The other treasure was the printout of a two-day email correspondence with Laura, four years prior to her diagnosis. She’d been working with a psychologist for a year or more because of a feeling of despair and depression that would not go away. Through regressive therapy they’d made a breakthrough to memory that had been walled off. It was an astonishing, horrific revelation for her and for me, too.

Evidently, we’d been trying to work our way through this horror, and my behavior had not been helpful. What Laura was asking was something I could not give – a knockdown, drag out argument. As I’ve said before, and as she said frequently, I will do anything to avoid confrontation, and she was pissed, believing it the only way to clear the air.

My final email words on the subject were “See you Monday,” at which time, no doubt, we were to have our discussion of the painful matter at hand. There were no further printouts. I suppose I could search my own journals around that time to see if I wrote about it.
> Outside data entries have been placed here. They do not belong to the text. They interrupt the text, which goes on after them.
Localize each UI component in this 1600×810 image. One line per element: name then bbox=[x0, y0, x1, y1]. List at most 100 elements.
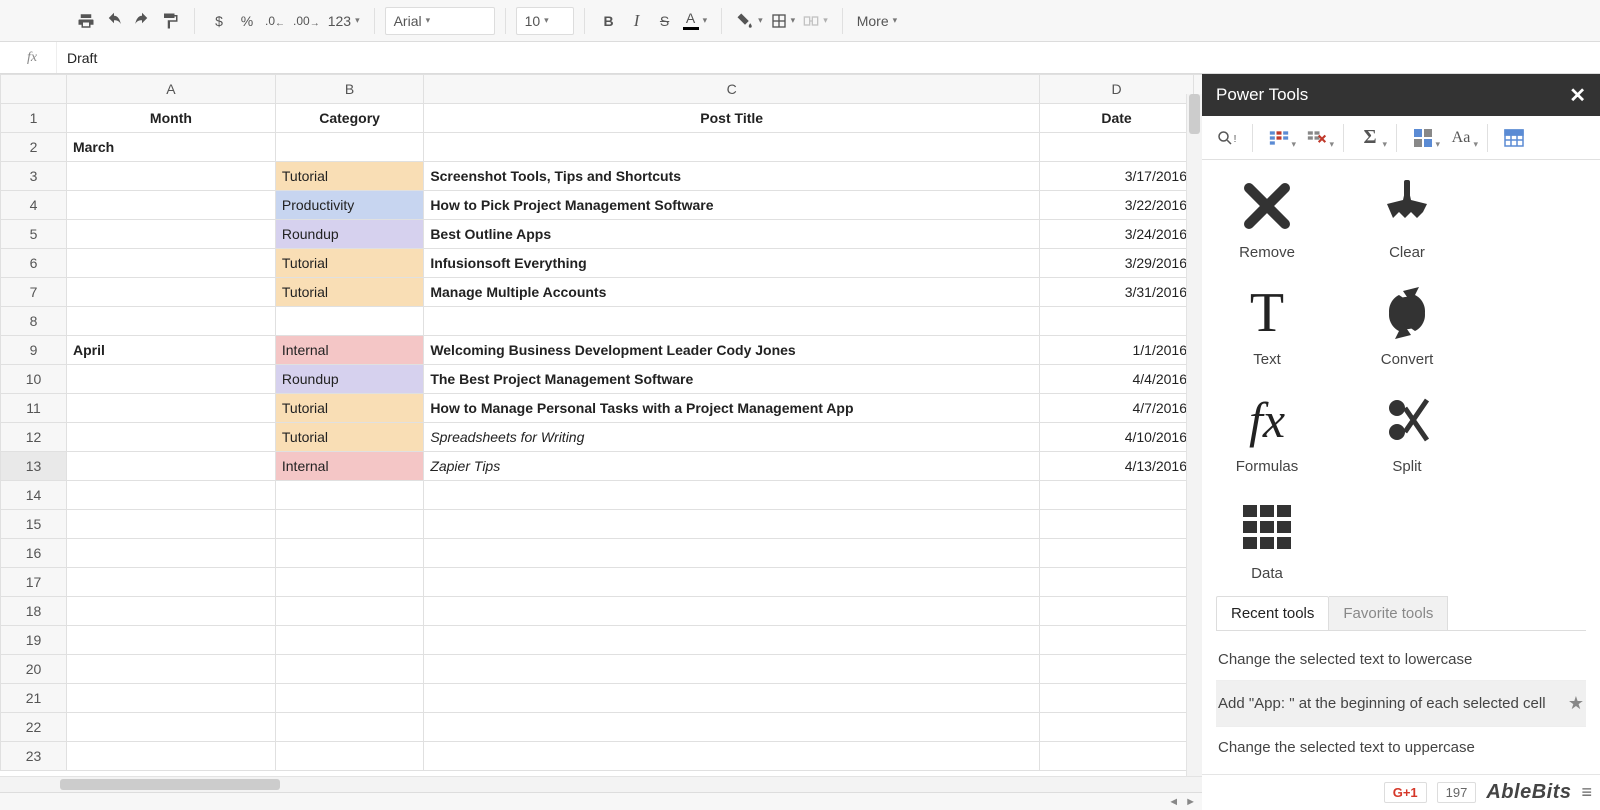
paint-format-button[interactable] bbox=[156, 7, 184, 35]
row-header[interactable]: 16 bbox=[1, 539, 67, 568]
table-row[interactable]: 13InternalZapier Tips4/13/2016Draft bbox=[1, 452, 1203, 481]
table-row[interactable]: 17 bbox=[1, 568, 1203, 597]
row-header[interactable]: 3 bbox=[1, 162, 67, 191]
redo-button[interactable] bbox=[128, 7, 156, 35]
remove-dup-tool-icon[interactable] bbox=[1299, 123, 1335, 153]
row-header[interactable]: 15 bbox=[1, 510, 67, 539]
font-size-select[interactable]: 10 bbox=[516, 7, 574, 35]
italic-button[interactable]: I bbox=[623, 7, 651, 35]
table-row[interactable]: 4ProductivityHow to Pick Project Managem… bbox=[1, 191, 1203, 220]
col-D[interactable]: D bbox=[1040, 75, 1194, 104]
recent-tool-item[interactable]: Change the selected text to uppercase bbox=[1216, 727, 1586, 768]
formula-input[interactable]: Draft bbox=[56, 42, 1592, 73]
currency-button[interactable]: $ bbox=[205, 7, 233, 35]
table-row[interactable]: 1MonthCategoryPost TitleDate bbox=[1, 104, 1203, 133]
table-row[interactable]: 11TutorialHow to Manage Personal Tasks w… bbox=[1, 394, 1203, 423]
row-header[interactable]: 17 bbox=[1, 568, 67, 597]
tile-convert[interactable]: Convert bbox=[1362, 285, 1452, 368]
row-header[interactable]: 9 bbox=[1, 336, 67, 365]
table-row[interactable]: 23 bbox=[1, 742, 1203, 771]
column-headers[interactable]: A B C D bbox=[1, 75, 1203, 104]
row-header[interactable]: 8 bbox=[1, 307, 67, 336]
table-row[interactable]: 18 bbox=[1, 597, 1203, 626]
row-header[interactable]: 7 bbox=[1, 278, 67, 307]
table-row[interactable]: 3TutorialScreenshot Tools, Tips and Shor… bbox=[1, 162, 1203, 191]
recent-tool-item[interactable]: Change the selected text to lowercase bbox=[1216, 639, 1586, 681]
row-header[interactable]: 21 bbox=[1, 684, 67, 713]
star-icon[interactable]: ★ bbox=[1568, 693, 1584, 714]
table-row[interactable]: 14 bbox=[1, 481, 1203, 510]
table-row[interactable]: 5RoundupBest Outline Apps3/24/2016To U bbox=[1, 220, 1203, 249]
row-header[interactable]: 5 bbox=[1, 220, 67, 249]
tile-data[interactable]: Data bbox=[1222, 499, 1312, 582]
row-header[interactable]: 6 bbox=[1, 249, 67, 278]
table-row[interactable]: 10RoundupThe Best Project Management Sof… bbox=[1, 365, 1203, 394]
num-format-button[interactable]: 123 bbox=[324, 7, 364, 35]
recent-tool-item[interactable]: Add "App: " at the beginning of each sel… bbox=[1216, 681, 1586, 727]
tile-clear[interactable]: Clear bbox=[1362, 178, 1452, 261]
table-row[interactable]: 8Tota bbox=[1, 307, 1203, 336]
tile-split[interactable]: Split bbox=[1362, 392, 1452, 475]
row-header[interactable]: 14 bbox=[1, 481, 67, 510]
row-header[interactable]: 2 bbox=[1, 133, 67, 162]
scroll-left-icon[interactable]: ◄ bbox=[1168, 796, 1179, 808]
row-header[interactable]: 11 bbox=[1, 394, 67, 423]
decrease-decimal-button[interactable]: .0← bbox=[261, 7, 289, 35]
fill-color-button[interactable] bbox=[732, 7, 767, 35]
table-row[interactable]: 15 bbox=[1, 510, 1203, 539]
grid-table[interactable]: A B C D 1MonthCategoryPost TitleDate2Mar… bbox=[0, 74, 1202, 771]
undo-button[interactable] bbox=[100, 7, 128, 35]
tile-text[interactable]: T Text bbox=[1222, 285, 1312, 368]
tab-favorite[interactable]: Favorite tools bbox=[1329, 596, 1448, 631]
close-icon[interactable]: ✕ bbox=[1569, 83, 1586, 108]
increase-decimal-button[interactable]: .00→ bbox=[289, 7, 324, 35]
row-header[interactable]: 22 bbox=[1, 713, 67, 742]
tile-remove[interactable]: Remove bbox=[1222, 178, 1312, 261]
col-B[interactable]: B bbox=[275, 75, 423, 104]
more-button[interactable]: More bbox=[853, 7, 901, 35]
table-row[interactable]: 16 bbox=[1, 539, 1203, 568]
select-all-cell[interactable] bbox=[1, 75, 67, 104]
strikethrough-button[interactable]: S bbox=[651, 7, 679, 35]
case-tool-icon[interactable]: Aa bbox=[1443, 123, 1479, 153]
table-row[interactable]: 12TutorialSpreadsheets for Writing4/10/2… bbox=[1, 423, 1203, 452]
table-row[interactable]: 19 bbox=[1, 626, 1203, 655]
layout-tool-icon[interactable] bbox=[1405, 123, 1441, 153]
row-header[interactable]: 20 bbox=[1, 655, 67, 684]
dedupe-tool-icon[interactable] bbox=[1261, 123, 1297, 153]
table-row[interactable]: 2March bbox=[1, 133, 1203, 162]
table-tool-icon[interactable] bbox=[1496, 123, 1532, 153]
row-header[interactable]: 10 bbox=[1, 365, 67, 394]
table-row[interactable]: 21 bbox=[1, 684, 1203, 713]
row-header[interactable]: 1 bbox=[1, 104, 67, 133]
merge-button[interactable] bbox=[799, 7, 832, 35]
percent-button[interactable]: % bbox=[233, 7, 261, 35]
table-row[interactable]: 6TutorialInfusionsoft Everything3/29/201… bbox=[1, 249, 1203, 278]
sum-tool-icon[interactable]: Σ bbox=[1352, 123, 1388, 153]
menu-icon[interactable]: ≡ bbox=[1581, 782, 1592, 803]
bold-button[interactable]: B bbox=[595, 7, 623, 35]
table-row[interactable]: 20 bbox=[1, 655, 1203, 684]
row-header[interactable]: 23 bbox=[1, 742, 67, 771]
table-row[interactable]: 22 bbox=[1, 713, 1203, 742]
font-select[interactable]: Arial bbox=[385, 7, 495, 35]
tile-formulas[interactable]: fx Formulas bbox=[1222, 392, 1312, 475]
vertical-scrollbar[interactable] bbox=[1186, 94, 1202, 776]
print-button[interactable] bbox=[72, 7, 100, 35]
table-row[interactable]: 9AprilInternalWelcoming Business Develop… bbox=[1, 336, 1203, 365]
tab-recent[interactable]: Recent tools bbox=[1216, 596, 1329, 631]
search-tool-icon[interactable]: ! bbox=[1208, 123, 1244, 153]
row-header[interactable]: 12 bbox=[1, 423, 67, 452]
row-header[interactable]: 18 bbox=[1, 597, 67, 626]
col-C[interactable]: C bbox=[424, 75, 1040, 104]
table-row[interactable]: 7TutorialManage Multiple Accounts3/31/20… bbox=[1, 278, 1203, 307]
scroll-right-icon[interactable]: ► bbox=[1185, 796, 1196, 808]
text-color-button[interactable]: A bbox=[679, 7, 712, 35]
horizontal-scrollbar[interactable] bbox=[0, 776, 1202, 792]
row-header[interactable]: 13 bbox=[1, 452, 67, 481]
row-header[interactable]: 19 bbox=[1, 626, 67, 655]
borders-button[interactable] bbox=[767, 7, 800, 35]
gplus-button[interactable]: G+1 bbox=[1384, 782, 1427, 803]
col-A[interactable]: A bbox=[66, 75, 275, 104]
row-header[interactable]: 4 bbox=[1, 191, 67, 220]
But right now, I’m too busy looking for The Warrior.

Laura Morefield and Charlene Baldridge
Christmas 2008


I’ve decided, though, that whatever discussion ensued helped us four years later when we had to communicate with each other regarding prognoses, surgeries, the diminishing possibility of her survival, and, at last, her wanting to share her death and her work with me, the latter on an ongoing basis.

I was privileged to be present during my beloved daughter’s last moments, to be holding her hand as she breathed her last breaths. For the past year I’ve been with Laura through her work, my response and the responses of others who have witnessed The Warriors’ Duet.

I’d give anything if I, like Emily, could return to that Monday in mid-October 2004 and eavesdrop on our conversation. But like Emily I would likely find it too painful to bear.